Musically, it was all very “Cartholic”, in the Anglican sense. A well-known chant for the Angelus, Newman’s “Praise to the Holiest”, “Jerusalem the golden”. Scripture and prayer were in traditional language. It was strange to hear the Cardinal Archbishop of Westminster, Liverpool vowels in the background, articulating Prayer Book “thees” and “thous” as he prayed the ordination collect, sang his way rather hesitantly through the communion Preface, and led the Prayer of Humble Access. Vincent Nichols will have grown up with the Latin mass, but, through most of his ministry, he will have used the contemporary vernacular.

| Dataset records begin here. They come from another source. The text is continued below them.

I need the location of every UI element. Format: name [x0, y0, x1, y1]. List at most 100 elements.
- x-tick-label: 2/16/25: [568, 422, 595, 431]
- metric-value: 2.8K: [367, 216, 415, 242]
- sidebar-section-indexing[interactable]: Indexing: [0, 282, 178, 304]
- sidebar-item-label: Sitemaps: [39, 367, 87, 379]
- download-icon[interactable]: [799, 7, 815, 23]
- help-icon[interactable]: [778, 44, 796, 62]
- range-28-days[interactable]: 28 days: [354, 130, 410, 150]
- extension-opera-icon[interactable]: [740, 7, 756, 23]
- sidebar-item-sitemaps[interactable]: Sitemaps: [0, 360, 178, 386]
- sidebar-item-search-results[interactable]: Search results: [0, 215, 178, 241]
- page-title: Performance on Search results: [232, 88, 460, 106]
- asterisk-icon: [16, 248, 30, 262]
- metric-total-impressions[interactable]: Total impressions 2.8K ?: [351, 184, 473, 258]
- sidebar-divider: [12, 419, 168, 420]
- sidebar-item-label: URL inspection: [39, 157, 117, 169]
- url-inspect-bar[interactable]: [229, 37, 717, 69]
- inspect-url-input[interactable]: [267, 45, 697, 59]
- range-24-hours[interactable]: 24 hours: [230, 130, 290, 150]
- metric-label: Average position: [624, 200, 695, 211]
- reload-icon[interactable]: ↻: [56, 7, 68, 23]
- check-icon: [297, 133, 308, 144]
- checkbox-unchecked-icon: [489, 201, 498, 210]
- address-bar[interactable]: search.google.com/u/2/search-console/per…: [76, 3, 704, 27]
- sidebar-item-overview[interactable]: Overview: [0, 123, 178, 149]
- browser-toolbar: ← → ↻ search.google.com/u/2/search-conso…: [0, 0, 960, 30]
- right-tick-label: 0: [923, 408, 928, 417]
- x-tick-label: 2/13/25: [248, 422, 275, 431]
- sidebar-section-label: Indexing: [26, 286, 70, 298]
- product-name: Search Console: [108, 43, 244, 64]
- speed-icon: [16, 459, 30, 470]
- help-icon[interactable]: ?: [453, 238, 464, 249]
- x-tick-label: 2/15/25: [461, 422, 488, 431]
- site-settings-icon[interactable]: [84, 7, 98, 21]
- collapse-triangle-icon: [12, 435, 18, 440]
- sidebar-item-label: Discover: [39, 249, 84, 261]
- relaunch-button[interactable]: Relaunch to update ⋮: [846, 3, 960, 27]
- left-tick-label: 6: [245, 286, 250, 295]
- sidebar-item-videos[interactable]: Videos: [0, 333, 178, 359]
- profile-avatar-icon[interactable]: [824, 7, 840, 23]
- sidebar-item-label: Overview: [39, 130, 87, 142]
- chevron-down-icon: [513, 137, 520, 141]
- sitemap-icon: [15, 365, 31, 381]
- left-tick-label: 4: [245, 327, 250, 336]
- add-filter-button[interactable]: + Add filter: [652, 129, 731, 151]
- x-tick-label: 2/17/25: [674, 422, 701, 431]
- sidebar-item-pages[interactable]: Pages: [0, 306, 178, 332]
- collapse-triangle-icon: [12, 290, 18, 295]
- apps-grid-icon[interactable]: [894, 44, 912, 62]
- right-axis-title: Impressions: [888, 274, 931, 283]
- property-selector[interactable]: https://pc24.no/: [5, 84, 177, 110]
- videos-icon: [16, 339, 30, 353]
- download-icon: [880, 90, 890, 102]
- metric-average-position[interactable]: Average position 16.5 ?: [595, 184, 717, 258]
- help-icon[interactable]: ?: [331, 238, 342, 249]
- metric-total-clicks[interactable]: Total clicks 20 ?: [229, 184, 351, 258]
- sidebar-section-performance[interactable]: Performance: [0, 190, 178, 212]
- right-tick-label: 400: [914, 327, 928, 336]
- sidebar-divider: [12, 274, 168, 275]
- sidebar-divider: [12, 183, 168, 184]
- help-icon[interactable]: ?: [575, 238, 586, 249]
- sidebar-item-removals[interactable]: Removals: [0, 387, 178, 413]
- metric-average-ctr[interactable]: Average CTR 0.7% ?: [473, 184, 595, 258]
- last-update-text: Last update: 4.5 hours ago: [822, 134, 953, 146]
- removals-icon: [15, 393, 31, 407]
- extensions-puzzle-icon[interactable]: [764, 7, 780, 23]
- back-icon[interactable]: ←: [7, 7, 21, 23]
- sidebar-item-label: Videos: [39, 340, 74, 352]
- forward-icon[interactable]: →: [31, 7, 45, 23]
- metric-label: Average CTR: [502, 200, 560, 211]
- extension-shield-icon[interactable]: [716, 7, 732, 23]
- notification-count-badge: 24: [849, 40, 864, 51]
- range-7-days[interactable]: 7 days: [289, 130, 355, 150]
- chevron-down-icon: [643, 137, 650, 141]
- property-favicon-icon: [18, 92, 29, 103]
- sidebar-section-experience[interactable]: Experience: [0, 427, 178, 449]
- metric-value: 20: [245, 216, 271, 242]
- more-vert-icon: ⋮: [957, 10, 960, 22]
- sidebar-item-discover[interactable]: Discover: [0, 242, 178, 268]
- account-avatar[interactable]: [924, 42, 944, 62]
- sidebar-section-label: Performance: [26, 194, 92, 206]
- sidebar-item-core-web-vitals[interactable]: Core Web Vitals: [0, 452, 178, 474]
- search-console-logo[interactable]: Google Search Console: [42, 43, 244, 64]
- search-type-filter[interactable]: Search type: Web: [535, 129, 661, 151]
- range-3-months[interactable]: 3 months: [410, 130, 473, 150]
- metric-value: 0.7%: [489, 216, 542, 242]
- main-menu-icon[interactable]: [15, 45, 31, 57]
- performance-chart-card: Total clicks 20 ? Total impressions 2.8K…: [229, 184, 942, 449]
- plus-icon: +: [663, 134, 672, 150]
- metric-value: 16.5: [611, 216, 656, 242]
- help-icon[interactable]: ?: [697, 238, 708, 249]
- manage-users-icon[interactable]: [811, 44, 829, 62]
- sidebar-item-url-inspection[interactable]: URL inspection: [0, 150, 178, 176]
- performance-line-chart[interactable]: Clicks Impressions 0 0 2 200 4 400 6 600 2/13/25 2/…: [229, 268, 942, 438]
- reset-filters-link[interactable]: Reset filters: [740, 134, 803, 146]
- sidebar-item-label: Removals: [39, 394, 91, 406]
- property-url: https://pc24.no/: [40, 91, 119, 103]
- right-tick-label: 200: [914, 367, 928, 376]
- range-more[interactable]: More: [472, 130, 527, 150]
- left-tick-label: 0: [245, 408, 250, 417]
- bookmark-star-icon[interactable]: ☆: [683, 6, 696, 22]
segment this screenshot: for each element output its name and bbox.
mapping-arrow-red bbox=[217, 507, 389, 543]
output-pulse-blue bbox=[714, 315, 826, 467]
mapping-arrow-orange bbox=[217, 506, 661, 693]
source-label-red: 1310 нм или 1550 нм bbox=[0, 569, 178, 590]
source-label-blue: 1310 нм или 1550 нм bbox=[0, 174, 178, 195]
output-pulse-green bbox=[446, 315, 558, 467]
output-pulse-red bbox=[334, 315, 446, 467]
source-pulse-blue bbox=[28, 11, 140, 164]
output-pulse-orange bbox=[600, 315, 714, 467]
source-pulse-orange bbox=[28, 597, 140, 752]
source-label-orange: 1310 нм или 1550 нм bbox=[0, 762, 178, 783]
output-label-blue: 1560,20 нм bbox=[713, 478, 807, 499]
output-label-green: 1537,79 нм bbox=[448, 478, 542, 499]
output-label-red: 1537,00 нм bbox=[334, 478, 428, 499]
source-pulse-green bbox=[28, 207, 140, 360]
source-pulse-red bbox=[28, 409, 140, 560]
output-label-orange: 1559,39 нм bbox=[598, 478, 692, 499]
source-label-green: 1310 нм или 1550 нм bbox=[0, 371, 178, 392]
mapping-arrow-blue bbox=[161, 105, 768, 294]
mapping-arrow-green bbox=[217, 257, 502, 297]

Still, he made it clear that he believed that Dr Nazir-Ali’s former ministry in the Church of England had been made fruitful by the same grace that now gathered him into a wider Catholicism. What he said could almost be a Roman Catholic take on the Declaration of Assent, which affirms that the C of E is, indeed, “part of the One Holy Catholic and Apostolic Church”.
There were many who were critical of Pope Benedict’s promotion of the Ordinariate. One commentator suggested that it represented an aggressive parking of the Vatican’s tanks on the lawn of Lambeth Palace. Yet supporters of the Ordinariate are perhaps justified in seeing it the other way round. The Ordinariate fosters the inclusion of Anglican instincts — scholarship, love of scripture, and liturgy — into the wider Catholic Church at a time when the C of E seems hesitant about its traditions.
I can sympathise with Dr Nazir-Ali’s claim, made in a recent interview in The Spectator, that, “What Anglicanism in its classical form has held most dear is being fulfilled in the progression of the Ordinariate.”
Watching the service, I cannot deny that the simple seriousness of it all got through to me. No self-conscious welcome at the beginning, no coy jokes in the sermon, no sense that the liturgy had to be first laboriously explained and then endured, no “spontaneous” clapping. Too often, when I go to church these days, I feel that we are praying to ourselves, having lost both Protestant seriousness and a Catholic sense of the transcendent.
The Ordinariate is a strange beast ecumenically, but, for the first time, I began to see that its claim is serious, and that it could play a part in healing some of the wounds of the 16th century. I couldn’t help wondering, though, what Thomas Cranmer would have made of it all: to find his liturgical work preserved by the RC Church at a time when the Protestant English for whom he had laboured, and even gave his life, had (with the honourable exception of the Prayer Book Society) largely abandoned it.